Cyberpunk—the genre, not just the video game—is back. Altered Carbon and Westworld were hits, there’s a new Matrix movie in the works, and Cyberpunk 2077 is poised to be the year’s most successful, and most hyped, video game. For Mike Pondsmith, one of the genre’s founding fathers, it all makes perfect sense. In the world of cyberpunk, technology has the ability to create miracles, people are struggling for power, the future is uncertain, and corporations have the power of gods.
Sound familiar? “We have a more cyberpunk world than ever before,” Pondsmith says. “Things have fallen apart. The upshot is that we have greater levels of uncertainty and more things are in play.”
Pondsmith doesn’t remember the first time he heard the word cyberpunk. Back in the mid-1980s, when Pondsmith was working on the tabletop RPG that would inspire Cyberpunk 2077, he was just trying to rip off Blade Runner and leave the replicants behind.
“I think the aesthetic of Blade Runner made the genre,” Pondsmith says. “A large part of the cyberpunk genre is atmospherics. It’s the feel. Blade Runner is important not just because of the technology but because it had the elements of film noir that cyberpunk is always calling back to.”
For Pondsmith, the genre feels so vital right now in part because that feeling and aesthetic map closely to our own. He lives in the San Francisco Bay Area and frequently drives into Torrance to visit family.

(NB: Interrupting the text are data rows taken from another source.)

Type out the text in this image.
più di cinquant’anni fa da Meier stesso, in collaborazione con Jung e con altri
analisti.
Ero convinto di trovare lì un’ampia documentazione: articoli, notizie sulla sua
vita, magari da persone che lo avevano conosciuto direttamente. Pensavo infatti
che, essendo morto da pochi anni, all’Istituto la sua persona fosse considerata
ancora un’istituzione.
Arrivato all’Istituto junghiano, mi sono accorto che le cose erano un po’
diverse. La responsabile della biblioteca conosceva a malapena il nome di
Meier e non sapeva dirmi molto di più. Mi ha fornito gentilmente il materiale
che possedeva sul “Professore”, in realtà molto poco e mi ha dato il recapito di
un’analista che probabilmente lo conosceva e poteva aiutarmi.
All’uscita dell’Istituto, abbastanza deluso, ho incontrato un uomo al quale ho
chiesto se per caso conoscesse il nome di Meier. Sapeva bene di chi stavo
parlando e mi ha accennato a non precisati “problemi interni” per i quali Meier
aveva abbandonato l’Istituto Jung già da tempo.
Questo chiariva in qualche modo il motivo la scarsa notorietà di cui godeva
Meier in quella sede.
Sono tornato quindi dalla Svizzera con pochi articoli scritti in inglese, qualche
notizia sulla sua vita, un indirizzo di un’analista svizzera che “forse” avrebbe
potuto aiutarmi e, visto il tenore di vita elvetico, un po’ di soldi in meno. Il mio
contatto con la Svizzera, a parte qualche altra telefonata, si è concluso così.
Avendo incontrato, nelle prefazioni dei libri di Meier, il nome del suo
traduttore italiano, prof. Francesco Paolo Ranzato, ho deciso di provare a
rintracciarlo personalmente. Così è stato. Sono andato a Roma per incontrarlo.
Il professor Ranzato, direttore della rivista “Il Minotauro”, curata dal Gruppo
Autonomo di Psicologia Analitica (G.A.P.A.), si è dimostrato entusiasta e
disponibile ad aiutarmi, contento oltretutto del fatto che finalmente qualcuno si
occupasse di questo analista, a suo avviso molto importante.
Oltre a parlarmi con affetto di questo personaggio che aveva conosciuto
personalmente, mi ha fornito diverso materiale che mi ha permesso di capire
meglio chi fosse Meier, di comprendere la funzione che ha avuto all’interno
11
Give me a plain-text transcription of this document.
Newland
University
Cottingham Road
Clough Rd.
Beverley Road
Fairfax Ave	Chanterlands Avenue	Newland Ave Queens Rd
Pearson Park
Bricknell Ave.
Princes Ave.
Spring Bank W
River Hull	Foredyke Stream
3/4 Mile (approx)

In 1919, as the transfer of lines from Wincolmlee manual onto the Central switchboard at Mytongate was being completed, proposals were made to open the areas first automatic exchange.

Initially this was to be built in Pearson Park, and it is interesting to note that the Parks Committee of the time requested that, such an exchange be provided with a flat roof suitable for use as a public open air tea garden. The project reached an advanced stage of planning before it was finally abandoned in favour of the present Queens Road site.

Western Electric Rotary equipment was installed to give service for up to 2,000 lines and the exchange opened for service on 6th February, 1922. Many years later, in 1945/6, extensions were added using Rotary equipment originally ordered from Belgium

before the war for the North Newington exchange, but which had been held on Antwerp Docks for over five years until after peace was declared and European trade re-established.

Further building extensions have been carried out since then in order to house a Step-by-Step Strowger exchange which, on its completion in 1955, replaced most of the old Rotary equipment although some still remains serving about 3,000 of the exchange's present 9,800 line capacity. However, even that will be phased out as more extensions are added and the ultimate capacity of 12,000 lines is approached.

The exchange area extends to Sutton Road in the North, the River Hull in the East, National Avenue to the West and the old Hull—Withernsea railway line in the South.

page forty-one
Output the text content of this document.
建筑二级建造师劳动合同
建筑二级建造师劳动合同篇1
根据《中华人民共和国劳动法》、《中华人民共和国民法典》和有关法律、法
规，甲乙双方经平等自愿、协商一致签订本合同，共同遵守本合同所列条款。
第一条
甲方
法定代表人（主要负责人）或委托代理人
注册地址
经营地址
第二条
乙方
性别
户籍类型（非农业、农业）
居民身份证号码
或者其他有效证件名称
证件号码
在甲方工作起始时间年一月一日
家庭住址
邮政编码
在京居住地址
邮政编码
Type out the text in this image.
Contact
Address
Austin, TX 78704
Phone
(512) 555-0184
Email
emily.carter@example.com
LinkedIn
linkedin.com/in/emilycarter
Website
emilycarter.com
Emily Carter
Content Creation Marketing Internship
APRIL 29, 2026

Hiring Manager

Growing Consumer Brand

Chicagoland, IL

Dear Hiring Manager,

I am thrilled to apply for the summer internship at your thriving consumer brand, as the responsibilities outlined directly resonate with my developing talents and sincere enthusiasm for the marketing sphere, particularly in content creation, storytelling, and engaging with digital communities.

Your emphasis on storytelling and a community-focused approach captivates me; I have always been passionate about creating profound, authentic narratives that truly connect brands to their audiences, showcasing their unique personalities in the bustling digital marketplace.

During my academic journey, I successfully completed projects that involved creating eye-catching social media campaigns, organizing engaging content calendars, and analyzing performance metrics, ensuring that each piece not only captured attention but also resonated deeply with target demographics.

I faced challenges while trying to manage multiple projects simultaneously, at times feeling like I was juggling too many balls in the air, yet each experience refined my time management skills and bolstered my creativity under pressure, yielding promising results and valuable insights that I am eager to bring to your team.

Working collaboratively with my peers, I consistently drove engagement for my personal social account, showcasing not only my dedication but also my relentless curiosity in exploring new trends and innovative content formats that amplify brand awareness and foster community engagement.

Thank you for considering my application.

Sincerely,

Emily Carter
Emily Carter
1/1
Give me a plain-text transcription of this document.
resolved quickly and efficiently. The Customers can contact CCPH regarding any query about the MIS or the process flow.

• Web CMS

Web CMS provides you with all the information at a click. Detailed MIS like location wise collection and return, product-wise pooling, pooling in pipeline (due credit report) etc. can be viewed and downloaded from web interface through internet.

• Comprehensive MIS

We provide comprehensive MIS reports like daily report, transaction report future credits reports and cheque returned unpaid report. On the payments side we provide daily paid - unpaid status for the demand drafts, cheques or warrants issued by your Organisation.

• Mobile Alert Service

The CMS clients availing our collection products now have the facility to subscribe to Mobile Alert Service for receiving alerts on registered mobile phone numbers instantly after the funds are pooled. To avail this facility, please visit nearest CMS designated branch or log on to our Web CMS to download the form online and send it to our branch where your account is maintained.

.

It’s a city of large refineries belching fire into the sky. “It’s Blade Runner, but the cars don’t fly,” he says.
Pondsmith has been many things in his nearly 40-year career—a graphic designer on early video games like Ultima, a designer for The Matrix Online, and creator of the pen and paper roleplaying game Cyberpunk Red, the basis for Cyberpunk 2077.
Developer CD Projekt’s new video game is set in the world Pondsmith and his team at publisher Talsorian Games created in the 1980s. Cyberpunk, as Pondsmith said, is an aesthetic and thematic label that encompasses the written works of William Gibson, Bruce Sterling, movies like Blade Runner, and video games like Deus Ex. In a cyberpunk world, high tech meets low life, and power belongs to those who can cobble together the code and the credits to seize it.
“Cyberpunk, when you get down to it, is what would happen if the world we’re living in now were positioned 10 or 20 years down the line,” Pondsmith says. “The story is about a society that is like ours just enough that we can seriously relate to it, but at the same time has all this technology that has gotten to a certain level of alienness. What is our relationship to all this stuff? How does it affect us? How does it change how we’re getting along?”
Cyberpunk was a huge genre in the late 1970s and throughout the 1980s. Books like Neuromancer and Snow Crash told stories of a future that was rooted in the present. “You were dealing with a lot of economic uncertainty with Reaganomics, social change,” Pondsmith says. “The world you expected to be the future didn’t happen. We were supposed to get The Jetsons and instead we’re not sure if we’re gonna get fed. There was a lot of uncertainty and fear, but at the same time there were these marvels.”
In the mid-1980s, Pondsmith says that an engineer friend redesigned a $300 scanner to do the work of a $42,000 machine they had to rent from an office downtown. It changed the way he did business. “Technology had begun to move out of a scientist or technician class and was getting down to the level where a guy like that could say, ‘I don’t like this scanner, I think I’ll redesign it.’ It had moved to the street,” he says. “And I think those two things come together, you have uncertainty but you have marvels. Your immediate thought is, ‘Whenever we’ve had something marvelous, usually the people in power get it first. They don’t let us have it. They stand against us.’”
The villains of cyberpunk stories are usually corporations; its heroes are usually street kids, hackers, and anyone else clever enough to find a loophole in the system. “We have a very cyberpunk universe. A megacorporation in the 1980s was a big, slow, monolithic thing. Think GE. But corporations today are ubiquitous, they are fast, they are mobile, they are worldwide,” he says. “You can at least vote for a politician. You don’t get a vote when a corporation creates something new. You get to use it, but you’re not really sure that they’re not using you.”